BP, the biggest oil producer in the Gulf of Mexico, made five “questionable decisions” aimed at cutting costs and speeding completion of an overdue project in the days and weeks preceding the disaster, U.S. Representatives Henry Waxman of California and Bart Stupak of Michigan wrote in a letter to BP CEO Tony Hayward that was released yesterday.

via Exxon Distances Itself From BP’s `Dramatic Departure’ in Gulf – Bloomberg.

And it looks like BP’s management was directing all the corner cutting.

BP also apparently rejected advice of a subcontractor, Halliburton Inc., in preparing for a cementing job to close up the well. BP rejected Halliburton’s recommendation to use 21 “centralizers” to make sure the casing ran down the center of the well bore. Instead, BP used six centralizers.

In an e-mail on April 16, a BP official involved in the decision explained: “It will take 10 hours to install them. I do not like this.” Later that day, another official recognized the risks of proceeding with insufficient centralizers but commented: “Who cares, it’s done, end of story, will probably be fine.”

via Documents reveal BP’s missteps before blowout – Disaster in the Gulf-

This is directly contrary to the claims of BP’s CEO on the Today Show (video below) in early May where he blames TransOcean (who owned the rig, not the well which is what failed) and left the window open to further spread blame to well construction subcontractor Halliburton.

Internal e-mails basically show that BP management willfully ignored Halliburton recommendations for well construction, sent home Schlumberger consultants from the Rig. Who knows what further investigation will reveal but BP, Halliburton and TransOcean are all lawyered up and AG Eric Holder has begun a federal probe into BP’s behavior before and after the well failure, rig explosion and oil geyser opening into the gulf.

Areas the government could be probing include whether the companies violated any regulations, whether they subverted the regulatory process by seeking favors with Minerals Management Service or other Interior employees, or whether BP acted criminally by keeping away cameras that could have revealed earlier the extent of the spill, Green said.

“They’re going to be looking for evidence of criminal malfeasance,” Green said.

via BP, Halliburton, Transocean Build Legal Teams –

At the bottom of all this, I agreee with Joan Walsh when she says that the Obama Administration substantially associated themselves with offshore drilling by lifting the ban on new offshore drilling without truly reforming MMS.

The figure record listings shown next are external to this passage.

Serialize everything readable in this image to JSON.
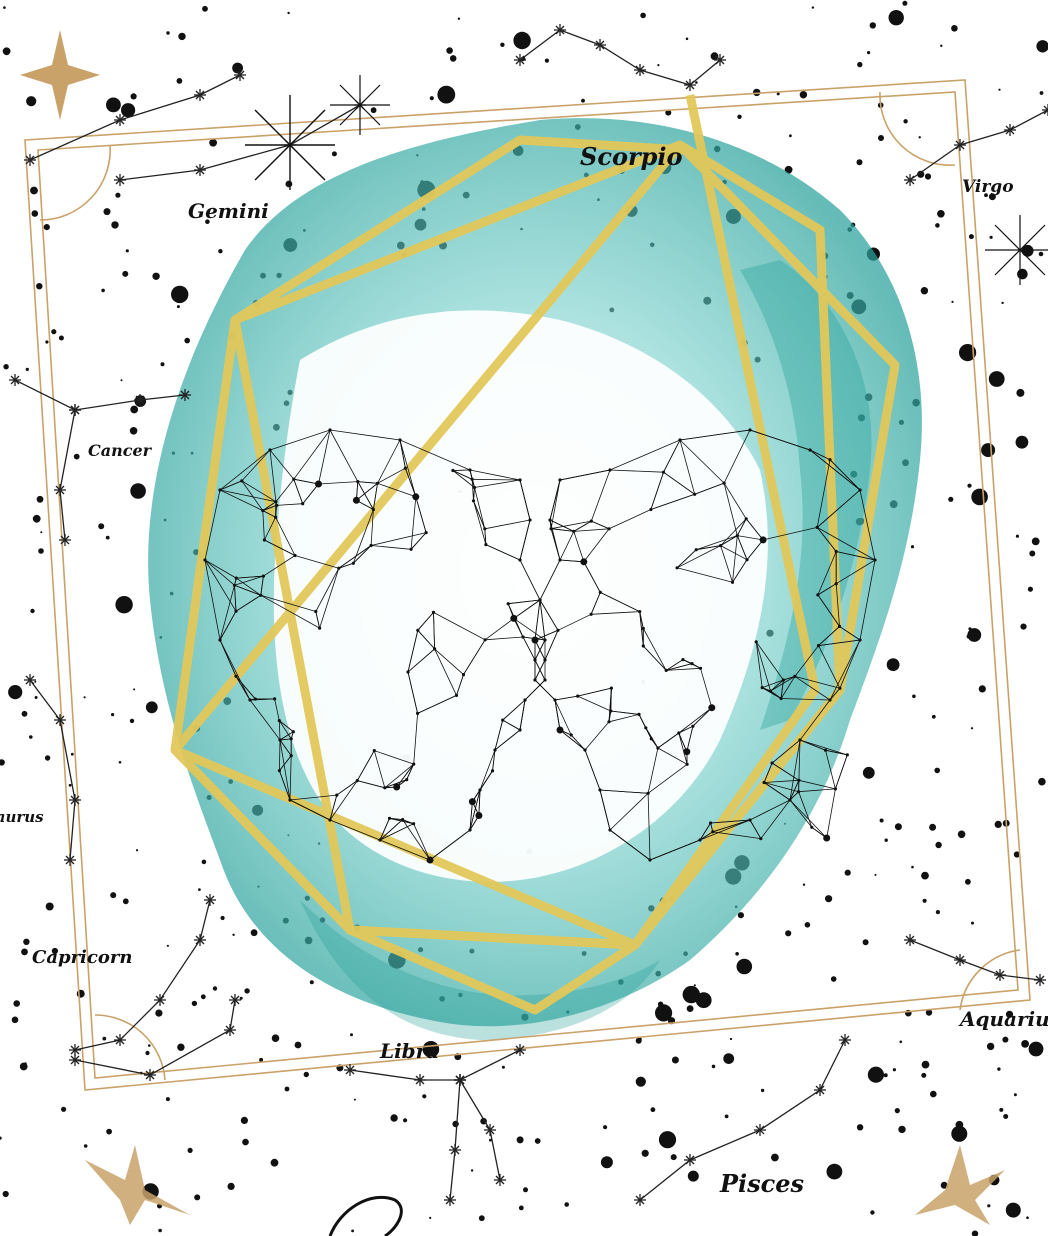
{
  "colors": {
    "background": "#ffffff",
    "watercolor": "#5cc4c0",
    "watercolor_dark": "#2aa19b",
    "gold": "#e6cf6a",
    "frame": "#c9a26a",
    "ink": "#111111"
  },
  "constellations": {
    "gemini": "Gemini",
    "scorpio": "Scorpio",
    "virgo": "Virgo",
    "cancer": "Cancer",
    "taurus": "Taurus",
    "capricorn": "Capricorn",
    "libra": "Libra",
    "aquarius": "Aquarius",
    "pisces": "Pisces"
  }
}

– from delays in cleaning up the Minerals Management Service, distrusting scientists who correctly reported the spill was much bigger than BP said, and waiting more than a week to declare the crisis “an Oil Spill of National Significance,” which corralled new services. Maybe the most damning section of Dickinson’s piece comes when he quotes the president proudly announcing he’d reversed his stand against offshore oil drilling. “It turns out, by the way, that oil rigs today generally don’t cause spills,” the president said. “They are technologically very advanced.”

via Protecting the Obama brand – Joan Walsh –

We know now, that explode, spill, gush, leak is exactly what oil wells can do when run by irresponsible leadership cultivated by CEO Hayward’s BP and deregulated by an understaffed and business friendly MMS. The lesson here is pro-economy is not exactly pro-business. Pro-business is allowing companies to do what they want to make the most money as they exist. Pro-economy is promoting a business environment that is safe and fair to workers and able to grow and fail without destroying other sectors of our economy. The Obama Administration trusted BP’s guidance during the early weeks of the spill and that was more pro BP than pro US economy.